For some marking systems, such as security marking of ID cards and of goods for anti-counterfeiting purposes and such as the marking of postal flat pieces for sorting, it would be advantageous to have a visibly transparent layer that is applied to the substrate and provides a uniform reflective background, while still permitting the substrate and any images on the substrate to be seen visually, while being as aesthetically unobtrusive as possible, and while being opaque to the wavelength of the machine reader. This combination of properties in a passive optical layer that does not require any activation or stimulation to provide the needed properties would be especially desirable. A dynamic optical layer that temporarily and reversibly switches from a visibly transparent layer to provide a uniform reflective background with opacity to the machine reader adds complexity and cost to the marking system.
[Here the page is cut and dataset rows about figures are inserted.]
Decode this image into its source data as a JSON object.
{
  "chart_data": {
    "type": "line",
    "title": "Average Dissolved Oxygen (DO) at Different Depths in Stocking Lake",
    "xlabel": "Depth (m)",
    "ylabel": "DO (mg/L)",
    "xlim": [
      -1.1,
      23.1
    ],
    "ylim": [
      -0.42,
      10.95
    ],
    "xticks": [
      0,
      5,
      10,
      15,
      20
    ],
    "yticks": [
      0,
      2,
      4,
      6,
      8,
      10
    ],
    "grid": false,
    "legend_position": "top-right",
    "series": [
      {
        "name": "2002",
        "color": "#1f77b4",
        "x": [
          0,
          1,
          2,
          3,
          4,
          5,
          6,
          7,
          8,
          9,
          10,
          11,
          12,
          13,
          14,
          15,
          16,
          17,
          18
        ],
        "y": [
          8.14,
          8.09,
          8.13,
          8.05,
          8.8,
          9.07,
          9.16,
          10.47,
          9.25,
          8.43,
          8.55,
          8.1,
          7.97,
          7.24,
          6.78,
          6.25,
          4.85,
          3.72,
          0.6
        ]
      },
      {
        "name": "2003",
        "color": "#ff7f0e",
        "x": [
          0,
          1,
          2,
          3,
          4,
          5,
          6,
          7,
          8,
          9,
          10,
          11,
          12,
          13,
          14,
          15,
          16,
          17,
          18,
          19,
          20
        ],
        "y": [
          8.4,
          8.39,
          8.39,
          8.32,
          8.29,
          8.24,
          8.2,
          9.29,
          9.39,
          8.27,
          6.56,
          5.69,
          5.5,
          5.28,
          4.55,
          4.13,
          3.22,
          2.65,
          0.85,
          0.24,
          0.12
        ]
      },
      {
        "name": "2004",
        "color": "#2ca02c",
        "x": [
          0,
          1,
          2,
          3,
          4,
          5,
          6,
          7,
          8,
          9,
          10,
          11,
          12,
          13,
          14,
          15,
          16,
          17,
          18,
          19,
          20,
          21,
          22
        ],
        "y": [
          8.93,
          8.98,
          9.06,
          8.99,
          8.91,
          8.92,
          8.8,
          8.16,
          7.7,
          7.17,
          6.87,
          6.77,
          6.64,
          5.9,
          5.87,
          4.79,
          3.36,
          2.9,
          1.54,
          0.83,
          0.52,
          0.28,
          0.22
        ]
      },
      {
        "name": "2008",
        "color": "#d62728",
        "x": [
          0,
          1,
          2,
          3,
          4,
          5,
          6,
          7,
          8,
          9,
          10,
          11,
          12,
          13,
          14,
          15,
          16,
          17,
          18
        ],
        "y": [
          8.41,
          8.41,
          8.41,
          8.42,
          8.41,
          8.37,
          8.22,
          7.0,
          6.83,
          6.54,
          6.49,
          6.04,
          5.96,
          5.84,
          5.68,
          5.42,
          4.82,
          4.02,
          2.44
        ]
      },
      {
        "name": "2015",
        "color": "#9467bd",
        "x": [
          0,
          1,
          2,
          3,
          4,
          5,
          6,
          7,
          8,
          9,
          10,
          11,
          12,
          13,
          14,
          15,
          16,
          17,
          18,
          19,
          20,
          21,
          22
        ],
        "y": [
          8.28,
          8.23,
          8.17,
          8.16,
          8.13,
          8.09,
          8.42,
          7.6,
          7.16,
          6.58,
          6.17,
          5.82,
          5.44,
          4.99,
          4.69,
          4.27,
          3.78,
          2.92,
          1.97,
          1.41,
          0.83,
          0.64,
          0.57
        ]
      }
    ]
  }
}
An example of a marking system with a dynamic optical layer that reversibly switches to provide a reflective layer is described in U.S. Patent Application Publication No. US 2002/0152928, titled “Contrast Enhancing Marking System for Application of Unobstrusive Identification and Other Markings”, published Oct. 24, 2002, to Lawandy et al.
Thin metallic layers or, alternatively, multiple interference layers where the index of refraction of alternating layers is varied are typically used in applications requiring passive reflective layers. Thin metallic layers often have a relatively flat absorption and reflectance across the visible and infrared regions so that it is difficult to achieve the desired combination of transparency, reflectance, and opacity for visual viewing and for machine reading at visible or infrared wavelengths. Multiple interference layers are complex and costly to manufacture, often requiring 6 or more layers, less than a 1% thickness variation in each layer, and extremely tight control over coating defects. Also, multiple interference layers that are visually transparent as desired in visible marking systems and solar window films often do not have a combination of strong absorption and reflectance in the near-infrared region of 700 nm to 1000 nm that would be useful for some types of marking systems and of solar window films.
It would be advantageous for marking systems and other applications, such as solar window films, optical mirrors, and optical splitters, to have a passive reflective layer comprising a material that is intrinsically reflective and has strongly varying absorption and reflectance properties across the visible and infrared regions that can be matched to the combination of absorption and reflectance properties desired in the particular application, such as matched to the human and machine readers for marking systems.